Pristina/Moscow, 5 July 1999 (RFE/RL) - A NATO delegation has arrived in Moscow for talks with Russian officials on a dispute over the deployment of more Russian troops in Kosovo. Russia yesterday was forced to postpone airlifting hundreds more troops to Kosovo after Hungary, Romania and Bulgaria -- at the request of NATO -- refused Russia permission to use their airspace. U.S. officials say NATO does not want Russia to bring more troops into Kosovo until problems are resolved over how closely Russian forces will cooperate with NATO in the international peacekeeping mission in Kosovo.

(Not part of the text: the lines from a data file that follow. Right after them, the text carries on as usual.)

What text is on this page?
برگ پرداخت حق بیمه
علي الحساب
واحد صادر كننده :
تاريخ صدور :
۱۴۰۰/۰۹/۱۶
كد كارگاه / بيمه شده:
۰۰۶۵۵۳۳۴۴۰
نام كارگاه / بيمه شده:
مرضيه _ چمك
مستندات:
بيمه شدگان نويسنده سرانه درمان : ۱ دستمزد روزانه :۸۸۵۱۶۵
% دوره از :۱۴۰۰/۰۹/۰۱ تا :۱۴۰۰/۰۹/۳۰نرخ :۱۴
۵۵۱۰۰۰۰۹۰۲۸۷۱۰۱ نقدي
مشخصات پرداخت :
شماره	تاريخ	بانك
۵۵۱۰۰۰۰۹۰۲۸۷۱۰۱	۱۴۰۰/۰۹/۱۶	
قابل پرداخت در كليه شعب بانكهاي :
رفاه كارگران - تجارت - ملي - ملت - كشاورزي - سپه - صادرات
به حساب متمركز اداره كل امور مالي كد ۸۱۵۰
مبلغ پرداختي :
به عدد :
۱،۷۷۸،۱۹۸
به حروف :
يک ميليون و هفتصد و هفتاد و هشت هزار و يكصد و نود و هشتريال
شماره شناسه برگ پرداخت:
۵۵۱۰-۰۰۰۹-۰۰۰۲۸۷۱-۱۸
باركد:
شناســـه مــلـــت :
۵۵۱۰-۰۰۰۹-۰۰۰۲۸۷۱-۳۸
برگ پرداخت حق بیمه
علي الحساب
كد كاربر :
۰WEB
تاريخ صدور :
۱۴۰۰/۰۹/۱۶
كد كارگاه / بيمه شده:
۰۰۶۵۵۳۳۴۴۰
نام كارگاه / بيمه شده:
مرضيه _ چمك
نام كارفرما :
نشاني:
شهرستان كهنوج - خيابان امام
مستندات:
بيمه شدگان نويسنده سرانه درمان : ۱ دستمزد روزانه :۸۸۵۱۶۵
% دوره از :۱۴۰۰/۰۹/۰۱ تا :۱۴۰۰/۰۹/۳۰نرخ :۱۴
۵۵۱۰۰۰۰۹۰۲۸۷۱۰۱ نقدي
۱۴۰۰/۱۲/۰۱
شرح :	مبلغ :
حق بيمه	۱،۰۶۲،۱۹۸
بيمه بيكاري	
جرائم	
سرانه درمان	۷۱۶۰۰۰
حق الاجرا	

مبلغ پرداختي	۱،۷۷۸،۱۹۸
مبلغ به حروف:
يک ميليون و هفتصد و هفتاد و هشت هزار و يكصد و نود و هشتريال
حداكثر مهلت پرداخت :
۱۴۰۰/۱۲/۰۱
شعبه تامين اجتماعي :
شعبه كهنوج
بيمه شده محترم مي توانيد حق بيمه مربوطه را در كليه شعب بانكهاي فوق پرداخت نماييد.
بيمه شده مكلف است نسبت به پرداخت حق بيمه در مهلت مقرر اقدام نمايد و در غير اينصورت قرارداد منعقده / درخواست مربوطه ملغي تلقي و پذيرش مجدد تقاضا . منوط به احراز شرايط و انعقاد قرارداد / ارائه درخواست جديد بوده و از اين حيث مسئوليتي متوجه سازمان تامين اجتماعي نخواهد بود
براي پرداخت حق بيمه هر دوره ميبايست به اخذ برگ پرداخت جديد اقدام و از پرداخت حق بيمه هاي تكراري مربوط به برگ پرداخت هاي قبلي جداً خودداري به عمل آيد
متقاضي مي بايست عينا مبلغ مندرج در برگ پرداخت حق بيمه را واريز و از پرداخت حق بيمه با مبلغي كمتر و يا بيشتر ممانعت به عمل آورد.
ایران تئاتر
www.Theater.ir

Washington acknowledges that Russian peacekeeping troops will not formally report to NATO commanders. But the U.S. says Russia's forces should be prepared to follow instructions from NATO commanders in the field.

Moscow says its troops will be under a separate Russian command and it has never been clear how closely the Russian military is prepared to cooperate with NATO.

Meanwhile in Belgrade, a top Serb opposition leader, Zoran Djindjic, returned to the country yesterday to try to help force the ouster of Yugoslav President Slobodan Milosevic and to face accusations of draft dodging.

Djindjic, leader of the Democratic Party, said after arriving at Belgrade airport that the Serb opposition's main aim is to force the resignation of Milosevic and to see free and democratic elections held in the country.

Djindjic said once Milosevic is no longer in power, the country should establish a transitional government and then hold fair elections.

Djindic had left Belgrade in early April shortly after the start of NATO's bombing raids and spent most of the time in Montenegro.

He has been charged with refusing mobilization and could face up to 20 years in jail on conviction. It is unclear when he will testify in the draft-dodging investigation. Under Serbian law, a court investigation is necessary to determine if there is enough evidence to indict.